Там, в городке его детства, в заштатном Хвалынске, он «на ощупь, вплотную научился понимать законы роста и цветения растении, прихоти развертывавшейся розы и готовую к лопанью почку... Здесь, любовью человека поощренный, распускался во всех нюансах солнечный спектр в лепестках, венчиках и в шапочках цветов и вспыхивал пурпуром, синевою и желтым на корпусном, сложном, зеленом цвете листвы».

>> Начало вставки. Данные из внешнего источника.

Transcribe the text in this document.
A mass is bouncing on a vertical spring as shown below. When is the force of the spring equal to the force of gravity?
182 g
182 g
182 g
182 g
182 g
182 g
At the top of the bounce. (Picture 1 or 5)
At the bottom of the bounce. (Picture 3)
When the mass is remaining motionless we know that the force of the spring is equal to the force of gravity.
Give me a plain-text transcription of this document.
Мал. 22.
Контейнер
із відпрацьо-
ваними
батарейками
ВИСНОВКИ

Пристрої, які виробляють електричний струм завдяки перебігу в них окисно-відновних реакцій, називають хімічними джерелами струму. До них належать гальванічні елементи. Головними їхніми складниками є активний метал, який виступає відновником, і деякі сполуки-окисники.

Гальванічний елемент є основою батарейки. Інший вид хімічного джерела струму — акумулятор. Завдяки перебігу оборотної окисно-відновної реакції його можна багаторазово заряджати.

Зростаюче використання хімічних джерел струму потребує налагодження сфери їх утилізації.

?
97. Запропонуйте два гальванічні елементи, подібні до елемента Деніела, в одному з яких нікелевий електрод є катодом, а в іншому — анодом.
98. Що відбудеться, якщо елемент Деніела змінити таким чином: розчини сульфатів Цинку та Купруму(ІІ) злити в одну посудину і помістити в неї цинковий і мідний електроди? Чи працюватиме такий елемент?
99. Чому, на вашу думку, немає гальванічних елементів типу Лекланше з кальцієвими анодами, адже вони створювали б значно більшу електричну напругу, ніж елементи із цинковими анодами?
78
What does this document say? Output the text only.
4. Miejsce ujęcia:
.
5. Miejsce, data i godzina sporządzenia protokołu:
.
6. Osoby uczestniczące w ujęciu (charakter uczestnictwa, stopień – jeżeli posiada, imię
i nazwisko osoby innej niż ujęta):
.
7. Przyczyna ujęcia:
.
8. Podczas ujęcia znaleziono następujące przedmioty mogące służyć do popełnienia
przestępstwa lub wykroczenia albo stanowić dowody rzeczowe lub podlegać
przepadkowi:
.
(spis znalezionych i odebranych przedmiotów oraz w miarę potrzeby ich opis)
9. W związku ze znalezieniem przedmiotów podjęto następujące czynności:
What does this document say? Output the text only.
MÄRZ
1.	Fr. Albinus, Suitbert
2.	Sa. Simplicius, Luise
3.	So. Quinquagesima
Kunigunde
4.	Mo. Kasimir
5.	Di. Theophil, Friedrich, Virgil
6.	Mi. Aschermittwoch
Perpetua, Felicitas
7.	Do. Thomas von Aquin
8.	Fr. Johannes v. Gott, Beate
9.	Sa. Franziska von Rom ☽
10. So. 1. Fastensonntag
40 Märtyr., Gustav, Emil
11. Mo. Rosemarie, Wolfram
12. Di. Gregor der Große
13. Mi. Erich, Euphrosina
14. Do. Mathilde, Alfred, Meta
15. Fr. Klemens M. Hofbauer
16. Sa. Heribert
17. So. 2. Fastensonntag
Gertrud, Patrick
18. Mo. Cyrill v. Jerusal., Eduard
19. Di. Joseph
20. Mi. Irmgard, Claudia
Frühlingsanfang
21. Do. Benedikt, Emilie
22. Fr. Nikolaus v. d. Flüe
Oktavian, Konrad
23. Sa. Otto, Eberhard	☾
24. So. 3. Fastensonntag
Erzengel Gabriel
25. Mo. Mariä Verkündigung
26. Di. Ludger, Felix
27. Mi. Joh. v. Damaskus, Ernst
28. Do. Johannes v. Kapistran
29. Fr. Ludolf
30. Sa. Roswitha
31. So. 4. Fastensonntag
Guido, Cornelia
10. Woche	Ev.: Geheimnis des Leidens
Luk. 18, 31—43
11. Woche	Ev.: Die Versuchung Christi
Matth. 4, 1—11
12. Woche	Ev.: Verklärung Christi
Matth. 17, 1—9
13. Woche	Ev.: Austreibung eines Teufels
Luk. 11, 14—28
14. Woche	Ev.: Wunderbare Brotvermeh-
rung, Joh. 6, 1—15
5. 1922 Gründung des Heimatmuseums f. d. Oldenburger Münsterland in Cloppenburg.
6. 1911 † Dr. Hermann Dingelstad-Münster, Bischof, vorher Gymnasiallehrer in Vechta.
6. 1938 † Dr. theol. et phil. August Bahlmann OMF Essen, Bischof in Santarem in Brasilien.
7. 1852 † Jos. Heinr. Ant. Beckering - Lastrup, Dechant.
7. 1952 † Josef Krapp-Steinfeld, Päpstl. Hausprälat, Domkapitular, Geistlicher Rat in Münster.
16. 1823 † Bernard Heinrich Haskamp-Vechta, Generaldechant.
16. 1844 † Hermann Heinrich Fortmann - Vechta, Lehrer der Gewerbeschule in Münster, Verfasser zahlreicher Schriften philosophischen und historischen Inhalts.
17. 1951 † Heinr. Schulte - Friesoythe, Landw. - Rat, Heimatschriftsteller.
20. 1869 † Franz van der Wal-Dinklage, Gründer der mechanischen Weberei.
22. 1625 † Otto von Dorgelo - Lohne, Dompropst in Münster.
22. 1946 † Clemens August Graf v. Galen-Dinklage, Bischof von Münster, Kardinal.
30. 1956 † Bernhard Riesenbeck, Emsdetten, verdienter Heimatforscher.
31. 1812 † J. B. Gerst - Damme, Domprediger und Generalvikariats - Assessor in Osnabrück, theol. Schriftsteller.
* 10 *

Это естественное, как дыхание, не искаженное школярством приобщение к тайнам прекрасного не было, однако, лучезарно-безмятежным. В сущности, еще ребенком впитывал он в себя долгими зимними вечерами бесконечные рассказы матери, которые «часто приобретали такой безысходный характер, так некуда, казалось, деваться от ужаса и горя жизни, что замирало сердце. Перед вами развертывались дикие, грубые взаимоотношения людей между собой. Безнаказанные мучители, беззащитные жертвы, четко разграниченные, взывали вас на мщение и на помощь страдающим...».
Постигая путь Петрова-Водкина в искусстве, мы не можем пройти мимо этих предельно искренних свидетельств детских лет. Они помогают нам понять многое в творческой индивидуальности замечательного художника, так непохожего на кого-либо из своих современников, прошедшего сложный, своеобразный путь художественного развития, но ни в чем никогда не покривившего душой.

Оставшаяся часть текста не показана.